In the just-published Bob and Ray: Keener Than Most Person (Applause Theatre & Cinema Books, $27.99), David Pollack provides the first biography of the duo, from their fortuitous pairing  in 1946 through Ray’s death in 1990. Though their material has circulated for years, on tape and records (later CDs), in books and now on YouTube, the book offers the opportunity to learn the detail (even minutiae) of their joint career, including their early leap from radio to television in the latter’s earliest days, their role (along with another hero of mine, Stan Freberg) at injecting humor into advertising, and their reluctant foray onto the Broadway stage in 1970.

The book goes out of its way to point out what ordinary guys Bob (Elliott) and Ray (Goulding) were and how much they eschewed the trappings of even minor celebrity. It also repeatedly comments on the lack of conflict between the two, only mentioning Ray’s occasional flashes of anger that were quickly forgotten. There’s no tell-all here, pretty much just the facts, ma’am, and very little drama.

bob and ray albumIn addition to noting just how much the duo were outside the comedy mainstream (indeed, they didn’t consider themselves comedians at all), Pollack makes one important observation about the pair’s popularity. Because they performed almost exclusively for years in studios – not stages or nightclubs – there were no aural cues as to what was funny and what was not. Their humor thrived on being underplayed, and undersold. But what may have made them truly unique was that without a live audience, fans would feel they were an audience of one, communing directly with the hosts from their car or home, unmediated and deeply personal.

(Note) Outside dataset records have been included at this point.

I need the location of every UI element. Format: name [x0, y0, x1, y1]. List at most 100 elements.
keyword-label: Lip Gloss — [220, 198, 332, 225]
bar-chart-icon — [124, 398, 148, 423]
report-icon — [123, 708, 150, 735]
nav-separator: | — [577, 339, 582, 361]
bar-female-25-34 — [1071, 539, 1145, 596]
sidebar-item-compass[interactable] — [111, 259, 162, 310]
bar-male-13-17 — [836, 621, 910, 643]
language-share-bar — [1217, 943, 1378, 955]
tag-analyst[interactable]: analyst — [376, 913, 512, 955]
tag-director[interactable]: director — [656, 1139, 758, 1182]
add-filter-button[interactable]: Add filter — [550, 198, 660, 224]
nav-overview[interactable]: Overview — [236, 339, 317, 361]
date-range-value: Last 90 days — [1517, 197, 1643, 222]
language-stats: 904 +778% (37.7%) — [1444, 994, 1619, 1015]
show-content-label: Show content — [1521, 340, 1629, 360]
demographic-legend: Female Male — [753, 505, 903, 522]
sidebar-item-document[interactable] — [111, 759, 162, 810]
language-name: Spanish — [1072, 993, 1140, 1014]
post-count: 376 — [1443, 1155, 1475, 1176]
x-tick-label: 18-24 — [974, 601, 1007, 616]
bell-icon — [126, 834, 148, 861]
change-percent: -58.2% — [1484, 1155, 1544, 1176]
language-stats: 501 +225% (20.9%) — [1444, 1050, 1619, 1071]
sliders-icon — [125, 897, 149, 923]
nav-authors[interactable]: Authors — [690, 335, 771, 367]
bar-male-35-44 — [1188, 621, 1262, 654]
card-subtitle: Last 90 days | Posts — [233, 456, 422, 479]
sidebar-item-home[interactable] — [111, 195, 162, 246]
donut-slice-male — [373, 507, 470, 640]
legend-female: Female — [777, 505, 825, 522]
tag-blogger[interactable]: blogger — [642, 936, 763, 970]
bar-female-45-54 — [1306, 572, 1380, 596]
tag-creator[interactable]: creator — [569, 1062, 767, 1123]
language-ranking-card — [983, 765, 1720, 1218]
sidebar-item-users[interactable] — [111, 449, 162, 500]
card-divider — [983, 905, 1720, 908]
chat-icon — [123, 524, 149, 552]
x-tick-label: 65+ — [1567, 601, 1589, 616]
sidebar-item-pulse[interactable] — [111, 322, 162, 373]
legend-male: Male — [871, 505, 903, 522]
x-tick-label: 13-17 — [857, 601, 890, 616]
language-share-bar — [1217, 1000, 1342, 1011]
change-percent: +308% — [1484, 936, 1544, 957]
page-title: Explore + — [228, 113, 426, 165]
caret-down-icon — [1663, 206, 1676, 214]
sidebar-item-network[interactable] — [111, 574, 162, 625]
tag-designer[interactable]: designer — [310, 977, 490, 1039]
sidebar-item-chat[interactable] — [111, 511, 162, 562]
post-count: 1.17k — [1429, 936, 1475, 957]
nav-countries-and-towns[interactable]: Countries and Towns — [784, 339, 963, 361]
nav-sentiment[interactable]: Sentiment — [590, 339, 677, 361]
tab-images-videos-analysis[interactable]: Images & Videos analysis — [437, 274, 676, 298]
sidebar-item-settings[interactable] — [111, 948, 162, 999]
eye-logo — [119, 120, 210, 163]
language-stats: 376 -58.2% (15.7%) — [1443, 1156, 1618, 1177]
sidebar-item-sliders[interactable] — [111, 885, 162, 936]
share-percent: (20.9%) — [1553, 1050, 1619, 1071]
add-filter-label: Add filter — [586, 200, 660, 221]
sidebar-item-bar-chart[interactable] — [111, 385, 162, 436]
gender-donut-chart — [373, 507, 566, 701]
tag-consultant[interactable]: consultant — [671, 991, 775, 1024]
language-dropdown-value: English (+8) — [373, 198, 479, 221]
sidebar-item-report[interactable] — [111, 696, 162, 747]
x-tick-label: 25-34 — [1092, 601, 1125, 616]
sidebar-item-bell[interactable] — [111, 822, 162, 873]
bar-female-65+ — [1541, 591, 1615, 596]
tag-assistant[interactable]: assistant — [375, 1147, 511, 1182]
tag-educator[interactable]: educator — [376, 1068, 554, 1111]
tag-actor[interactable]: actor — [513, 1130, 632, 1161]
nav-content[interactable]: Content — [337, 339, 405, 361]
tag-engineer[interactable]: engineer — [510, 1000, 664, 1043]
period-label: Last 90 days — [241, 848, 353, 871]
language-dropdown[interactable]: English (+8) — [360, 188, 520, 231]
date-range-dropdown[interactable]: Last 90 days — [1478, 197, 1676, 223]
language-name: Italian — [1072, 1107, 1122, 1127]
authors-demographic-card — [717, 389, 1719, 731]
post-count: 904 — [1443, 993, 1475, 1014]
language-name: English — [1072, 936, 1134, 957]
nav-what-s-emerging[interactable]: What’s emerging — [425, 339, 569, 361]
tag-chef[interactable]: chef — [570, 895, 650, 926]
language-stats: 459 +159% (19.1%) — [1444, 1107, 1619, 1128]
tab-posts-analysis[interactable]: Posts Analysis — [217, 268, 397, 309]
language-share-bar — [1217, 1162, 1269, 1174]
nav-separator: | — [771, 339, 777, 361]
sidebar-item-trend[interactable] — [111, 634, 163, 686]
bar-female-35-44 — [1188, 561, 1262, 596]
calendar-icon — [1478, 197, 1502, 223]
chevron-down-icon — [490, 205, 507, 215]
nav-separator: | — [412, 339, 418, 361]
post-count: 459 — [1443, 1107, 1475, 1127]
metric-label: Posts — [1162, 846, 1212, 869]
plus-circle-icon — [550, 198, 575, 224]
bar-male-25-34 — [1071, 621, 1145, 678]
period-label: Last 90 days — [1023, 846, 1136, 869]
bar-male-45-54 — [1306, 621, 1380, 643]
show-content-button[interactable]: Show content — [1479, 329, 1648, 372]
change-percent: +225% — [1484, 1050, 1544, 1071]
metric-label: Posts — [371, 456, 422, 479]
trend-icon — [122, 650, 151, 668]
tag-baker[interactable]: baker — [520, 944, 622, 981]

Save for the occasional line of dialogue, Bob and Ray, Keener Than Most Persons reproduces none of the duo’s material and its straightforward, authorized telling makes the assumption that you’re reading the book because you’re already a fan; there’s no effort to drum up new aficionados. While such an effort would have been challenging given that so much of Bob and Ray’s humor emanates from their rapport and timing, it’s hardly impossible to proselytize for comedians of the past; witness Dick Cavett’s superb evocation of the once sui generis improv of Jonathan Winters, which just ran in The New York Times.

So I must urge you to head to YouTube, to listen to my indescribable favorites, “The Komodo Dragon Expert” and “The Slow Talker,” both from their Broadway stand (therefore, with atypical audience laughter). Then just keep searching.

A personal addendum, less than 24 hours old. When the book arrived and landed on my coffee table, my wife’s response was, “Bob and Ray. Who are they?” At the time I didn’t launch into a rhapsody, but last night, having just read the book on an airplane, I began talking about Bob Elliott and Ray Goulding, mentioning that I thought Ray might have lived near her family on Long Island. “Goulding?” she said. “I went to school with a Mark Goulding. His dad did something in radio.” I showed her pictures from the book and, indeed, my wife recognized Ray Goulding from school events. He flew under the radar even in his own town.

I, of course, was floored to find that my wife had come so close to one of my heroes, completely unaware. So I played the two pieces mentioned above, and we both laughed until tears came to our eyes. I am happy to report that nearly 70 years after they began working together, I had just recruited a new fan to the cult of Bob and Ray. Join us, won’t you?